Visit our company website at

Wednesday, June 13, 2012

Why the Craving for Standards?

Again we are seeing Gala, now a major localization industry body, driving ahead with the process of overlaying the production process with more and ever more steps to "ensure" quality. They have announced that they are "rolling out several important projects" and are pleading for industry professionals to "reap the benefits through volunteer participation". At the end of this great show of how valuable their input is going to be, there is then the begging for money to allow them to continue with even more of this bureaucratic nonsense that actually never has an ending.

Given that we who live in the real world of producing quality translations for our customers already have excellent processes at hand to check files and ensure that what we are delivering to our customers is up to the required standard, it seems hard to understand why there would be the need for all the additional time and effort to be applied. However, there does seem to be a mindset that without going through these "important" standards steps on top of the real world business of getting the work done on time, we cannot be assured of the quality of the deliverables.

Having been in the industry for many years and running teams of project managers and legions of in-house and freelance linguists, we do have a view of why some projects finish with great quality, and why some projects end up with poor quality. And it has absolutely nothing to do with the "tools" that were applied to the work after the translation was completed!

The formula that is proven to work is simply to only have people involved in the project who actually know what they are doing and get on with the business of doing it carefully, responsibly, and with a single objective of delivering work that is up to a high standard from the outset. Our experience is that professional linguists take great pride in their work. They carefully check source texts and will refuse to take a project if they realize that it is outside the scope of their expertise. Trained project managers know how to select only those translators and editors who have the background and subject specialty required to competently carry out the work. They can often foresee problems in a given task and set in place solutions long before such problems are able to impact the production process.

Right now though, these two essential components, experienced and professional linguists and trained veteran project managers, are being viewed as expensive and dispensable appendages to the industry. The thrust is to develop sophisticated (and expensive) software packages that are claiming to make it all happen and can be placed in the hands of any junior admin staff who knows how to turn a computer on.

Translation and localization was and is a "people" business. The pressure on for LSPs to deliver more and more for less and less and this is causing garbage to infect even quality work that was done in the past. By using the cheapest available resources and let it be directed by project managers who were shop assistants last week, the only assurance that they can have it that they will always be looking for ways to improve the quality of the finished product that they used to have a few years ago.

Quality does not come from a “system” that can only ever handle commodities. Quality results come from competent management and the application of talent, experience, expertise, and an understanding of what is actually needed in each of the myriad of different project challenges that are faced every day by the localization industry personnel.

When it comes to the quest for quality, we at Admerix look for quality in the people who are handling every aspect of the work and find that this approach works very nicely!

Monday, June 4, 2012

Replacing Translators with Clouds of Amateurs

"Translation in the cloud" is another process that seems to be infecting the perception of translation in the minds of translation buyers. The concept seems to be that you just throw a document to the cloud and there it will be machine translated and then lots of translators are sitting “out there” waiting to proofread the result without charge or for minimal amounts of payment. It relies on the controversial notion that speakers of two languages are also natural translators.

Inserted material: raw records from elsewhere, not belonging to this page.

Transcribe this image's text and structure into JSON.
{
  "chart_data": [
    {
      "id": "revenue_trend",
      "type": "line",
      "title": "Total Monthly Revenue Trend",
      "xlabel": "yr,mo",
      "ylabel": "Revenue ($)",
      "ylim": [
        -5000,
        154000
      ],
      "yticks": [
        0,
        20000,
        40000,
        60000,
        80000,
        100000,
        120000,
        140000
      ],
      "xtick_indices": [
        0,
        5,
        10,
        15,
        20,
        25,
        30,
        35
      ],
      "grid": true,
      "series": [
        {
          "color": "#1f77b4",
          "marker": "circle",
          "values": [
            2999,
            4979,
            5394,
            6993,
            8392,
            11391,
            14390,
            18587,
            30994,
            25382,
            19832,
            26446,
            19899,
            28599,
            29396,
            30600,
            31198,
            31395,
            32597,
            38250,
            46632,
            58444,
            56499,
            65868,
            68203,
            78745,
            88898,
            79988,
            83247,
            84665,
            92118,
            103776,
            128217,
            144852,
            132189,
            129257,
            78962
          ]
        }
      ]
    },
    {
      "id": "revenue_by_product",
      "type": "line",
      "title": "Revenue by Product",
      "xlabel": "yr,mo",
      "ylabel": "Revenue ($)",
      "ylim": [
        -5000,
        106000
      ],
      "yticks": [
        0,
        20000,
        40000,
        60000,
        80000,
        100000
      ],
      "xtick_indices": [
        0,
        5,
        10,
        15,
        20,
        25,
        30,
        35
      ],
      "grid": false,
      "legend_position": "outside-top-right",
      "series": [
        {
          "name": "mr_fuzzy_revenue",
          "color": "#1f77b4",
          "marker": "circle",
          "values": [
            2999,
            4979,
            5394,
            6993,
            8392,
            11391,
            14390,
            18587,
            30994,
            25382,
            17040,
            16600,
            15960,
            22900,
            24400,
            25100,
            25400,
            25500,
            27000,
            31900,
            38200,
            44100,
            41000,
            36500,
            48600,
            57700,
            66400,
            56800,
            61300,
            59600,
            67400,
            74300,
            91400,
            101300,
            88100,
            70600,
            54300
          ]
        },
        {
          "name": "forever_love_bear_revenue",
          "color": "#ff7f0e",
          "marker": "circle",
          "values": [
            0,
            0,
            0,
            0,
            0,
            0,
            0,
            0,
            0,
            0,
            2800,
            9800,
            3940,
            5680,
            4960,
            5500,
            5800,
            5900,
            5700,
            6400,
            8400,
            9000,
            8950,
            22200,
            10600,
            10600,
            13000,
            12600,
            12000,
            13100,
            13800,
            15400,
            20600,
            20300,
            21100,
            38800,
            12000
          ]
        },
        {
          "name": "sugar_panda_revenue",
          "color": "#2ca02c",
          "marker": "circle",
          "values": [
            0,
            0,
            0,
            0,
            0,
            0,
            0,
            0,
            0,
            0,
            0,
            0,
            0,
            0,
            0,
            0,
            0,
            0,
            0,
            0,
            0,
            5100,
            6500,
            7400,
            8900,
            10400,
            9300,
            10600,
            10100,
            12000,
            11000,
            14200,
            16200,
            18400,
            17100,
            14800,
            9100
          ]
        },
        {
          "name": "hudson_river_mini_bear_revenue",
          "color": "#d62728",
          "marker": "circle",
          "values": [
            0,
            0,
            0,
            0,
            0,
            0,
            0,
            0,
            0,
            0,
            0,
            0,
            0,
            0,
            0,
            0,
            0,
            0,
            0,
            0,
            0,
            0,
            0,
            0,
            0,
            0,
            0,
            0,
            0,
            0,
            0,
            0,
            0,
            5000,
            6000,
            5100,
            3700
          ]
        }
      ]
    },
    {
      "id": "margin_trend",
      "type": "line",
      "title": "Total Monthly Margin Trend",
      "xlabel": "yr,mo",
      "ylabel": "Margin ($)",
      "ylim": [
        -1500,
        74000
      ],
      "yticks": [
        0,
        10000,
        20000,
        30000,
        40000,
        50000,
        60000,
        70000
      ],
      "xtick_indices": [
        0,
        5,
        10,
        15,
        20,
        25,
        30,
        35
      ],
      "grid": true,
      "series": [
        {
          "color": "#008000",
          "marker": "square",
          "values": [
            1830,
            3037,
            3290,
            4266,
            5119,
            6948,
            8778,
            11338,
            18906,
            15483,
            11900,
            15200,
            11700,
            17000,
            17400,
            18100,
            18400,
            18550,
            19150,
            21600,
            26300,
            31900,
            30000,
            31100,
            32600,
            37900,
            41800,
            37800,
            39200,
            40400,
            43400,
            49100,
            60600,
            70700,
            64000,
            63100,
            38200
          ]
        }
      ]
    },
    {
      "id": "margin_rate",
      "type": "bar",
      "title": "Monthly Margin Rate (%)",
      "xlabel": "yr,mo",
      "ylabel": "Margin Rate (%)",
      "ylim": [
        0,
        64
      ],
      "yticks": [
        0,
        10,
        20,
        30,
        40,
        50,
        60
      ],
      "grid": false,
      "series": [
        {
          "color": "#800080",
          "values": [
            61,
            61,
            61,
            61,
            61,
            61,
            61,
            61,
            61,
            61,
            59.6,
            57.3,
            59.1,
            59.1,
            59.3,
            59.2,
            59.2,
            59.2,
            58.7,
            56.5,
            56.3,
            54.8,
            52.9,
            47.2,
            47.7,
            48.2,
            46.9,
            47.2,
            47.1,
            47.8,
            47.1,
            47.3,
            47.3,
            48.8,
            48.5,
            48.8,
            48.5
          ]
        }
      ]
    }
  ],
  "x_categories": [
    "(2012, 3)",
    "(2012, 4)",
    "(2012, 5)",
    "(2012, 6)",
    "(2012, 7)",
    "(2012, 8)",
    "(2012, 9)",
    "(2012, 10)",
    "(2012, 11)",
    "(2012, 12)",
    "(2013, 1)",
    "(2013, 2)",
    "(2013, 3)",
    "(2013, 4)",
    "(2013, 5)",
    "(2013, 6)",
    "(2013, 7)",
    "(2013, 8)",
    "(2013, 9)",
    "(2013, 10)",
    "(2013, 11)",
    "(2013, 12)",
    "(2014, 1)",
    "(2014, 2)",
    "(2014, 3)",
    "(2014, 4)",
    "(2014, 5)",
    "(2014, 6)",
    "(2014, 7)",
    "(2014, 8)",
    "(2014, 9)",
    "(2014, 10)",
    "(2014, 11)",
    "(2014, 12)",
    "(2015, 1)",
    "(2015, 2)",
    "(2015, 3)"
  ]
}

However, professional translators are not sitting “out there” or anywhere else, just waiting to do work for free or for peanuts. Generally, if they are professional, they will refuse to work on MT output because they will not put their name and reputation at risk for the inevitable substandard results. That will leave cloud translation to hobbyists and amateurs, and the results of that certainly are predictable.

Nothing replaces a competent translator and editor team working with quality tools and an experienced, professional Localization Industry Project Manager (remember those people?) to coordinate the various process and keep the projects on track and compliant with QA guidelines and client instructions.

Nothing has replaced the industry standards for processes that generate quality translations in a reasonable time frame, and those companies who stick to such tried and proven industry standards will be the ones who succeed in maintaining a satisfied and loyal customer base.

At the end of the day, all the client wants is a quality translation of his documentation, software, website, etc. at a reasonable price and in a reasonable time frame.